Nuclear and membrane estrogen receptor antagonists induce similar mTORC 2 activation‐reversible changes in synaptic protein expression and actin polymerization in the mouse hippocampus
Author(s) -
Xing FangZhou,
Zhao YanGang,
Zhang YuanYuan,
He Li,
Zhao JiKai,
Liu MengYing,
Liu Yan,
Zhang JiQiang
Publication year - 2018
Publication title -
cns neuroscience and therapeutics
Language(s) - English
Resource type - Journals
SCImago Journal Rank - 1.403
H-Index - 69
eISSN - 1755-5949
pISSN - 1755-5930
DOI - 10.1111/cns.12806
Subject(s) - synaptophysin , synaptic plasticity , microbiology and biotechnology , actin cytoskeleton , cofilin , biology , dendritic spine , hippocampal formation , chemistry , endocrinology , receptor , cytoskeleton , biochemistry , immunology , immunohistochemistry , cell
Summary Aims Estrogens play pivotal roles in hippocampal synaptic plasticity through nuclear receptors ( nER s; including ER α and ER β) and the membrane receptor ( mER ; also called GPR 30), but the underlying mechanism and the contributions of nER s and mER remain unclear. Mammalian target of rapamycin complex 2 ( mTORC 2) is involved in actin cytoskeleton polymerization and long‐term memory, but whether mTORC 2 is involved in the regulation of hippocampal synaptic plasticity by ER s is unclear.
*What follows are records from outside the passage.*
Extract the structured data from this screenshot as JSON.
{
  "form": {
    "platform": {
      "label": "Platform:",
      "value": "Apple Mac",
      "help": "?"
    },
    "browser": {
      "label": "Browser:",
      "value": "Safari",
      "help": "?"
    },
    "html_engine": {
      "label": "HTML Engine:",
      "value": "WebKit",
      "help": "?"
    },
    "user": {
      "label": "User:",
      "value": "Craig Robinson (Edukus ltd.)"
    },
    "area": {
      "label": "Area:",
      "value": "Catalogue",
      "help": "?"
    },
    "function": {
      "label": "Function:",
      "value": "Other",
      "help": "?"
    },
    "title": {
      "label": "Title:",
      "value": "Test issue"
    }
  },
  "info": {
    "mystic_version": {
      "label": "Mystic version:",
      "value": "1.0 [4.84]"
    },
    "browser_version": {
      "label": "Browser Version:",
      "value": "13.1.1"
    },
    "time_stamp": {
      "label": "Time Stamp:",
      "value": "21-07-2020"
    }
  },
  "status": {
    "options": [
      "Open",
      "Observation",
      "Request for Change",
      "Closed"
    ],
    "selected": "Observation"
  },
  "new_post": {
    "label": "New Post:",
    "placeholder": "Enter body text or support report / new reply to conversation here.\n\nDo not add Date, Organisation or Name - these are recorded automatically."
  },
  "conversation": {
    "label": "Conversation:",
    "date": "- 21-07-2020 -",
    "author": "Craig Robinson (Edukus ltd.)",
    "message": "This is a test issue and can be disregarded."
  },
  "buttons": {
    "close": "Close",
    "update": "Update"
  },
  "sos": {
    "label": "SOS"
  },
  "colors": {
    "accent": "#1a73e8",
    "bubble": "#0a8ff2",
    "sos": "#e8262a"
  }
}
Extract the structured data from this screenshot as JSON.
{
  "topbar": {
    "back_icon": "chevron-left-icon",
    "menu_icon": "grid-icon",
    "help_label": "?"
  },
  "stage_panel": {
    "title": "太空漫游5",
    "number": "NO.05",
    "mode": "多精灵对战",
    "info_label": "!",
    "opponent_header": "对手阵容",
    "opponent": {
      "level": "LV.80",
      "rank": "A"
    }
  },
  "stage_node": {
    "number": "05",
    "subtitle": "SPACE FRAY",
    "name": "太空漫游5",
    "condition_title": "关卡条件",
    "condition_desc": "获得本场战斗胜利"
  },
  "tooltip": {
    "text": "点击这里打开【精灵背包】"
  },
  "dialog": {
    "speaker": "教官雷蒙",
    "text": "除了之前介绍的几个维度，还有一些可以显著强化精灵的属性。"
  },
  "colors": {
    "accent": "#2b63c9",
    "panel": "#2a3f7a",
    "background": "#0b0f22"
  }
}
Methods We treated animals with nER antagonists ( MPP / PHTPP ) or the mER antagonist (G15) alone or in combination with A‐443654, an activator of mTORC 2. Then, we examined the changes in hippocampal SRC ‐1 expression, mTORC 2 signaling (rictor and phospho‐ AKTS er473), actin polymerization (phospho‐cofilin and profilin‐1), synaptic protein expression (GluR1, PSD 95, spinophilin, and synaptophysin), CA 1 spine density, and synapse density. Results All of the examined parameters except synaptophysin expression were significantly decreased by MPP / PHTPP and G15 treatment. MPP / PHTPP and G15 induced a similar decrease in most parameters except p‐cofilin, GluR1, and spinophilin expression. The ER antagonist‐induced decreases in these parameters were significantly reversed by mTORC 2 activation, except for the change in SRC ‐1, rictor, and synaptophysin expression. Conclusions nER s and mER contribute similarly to the changes in proteins and structures associated with synaptic plasticity, and mTORC 2 may be a novel target of hippocampal‐dependent dementia such as Alzheimer's disease as proposed by previous studies.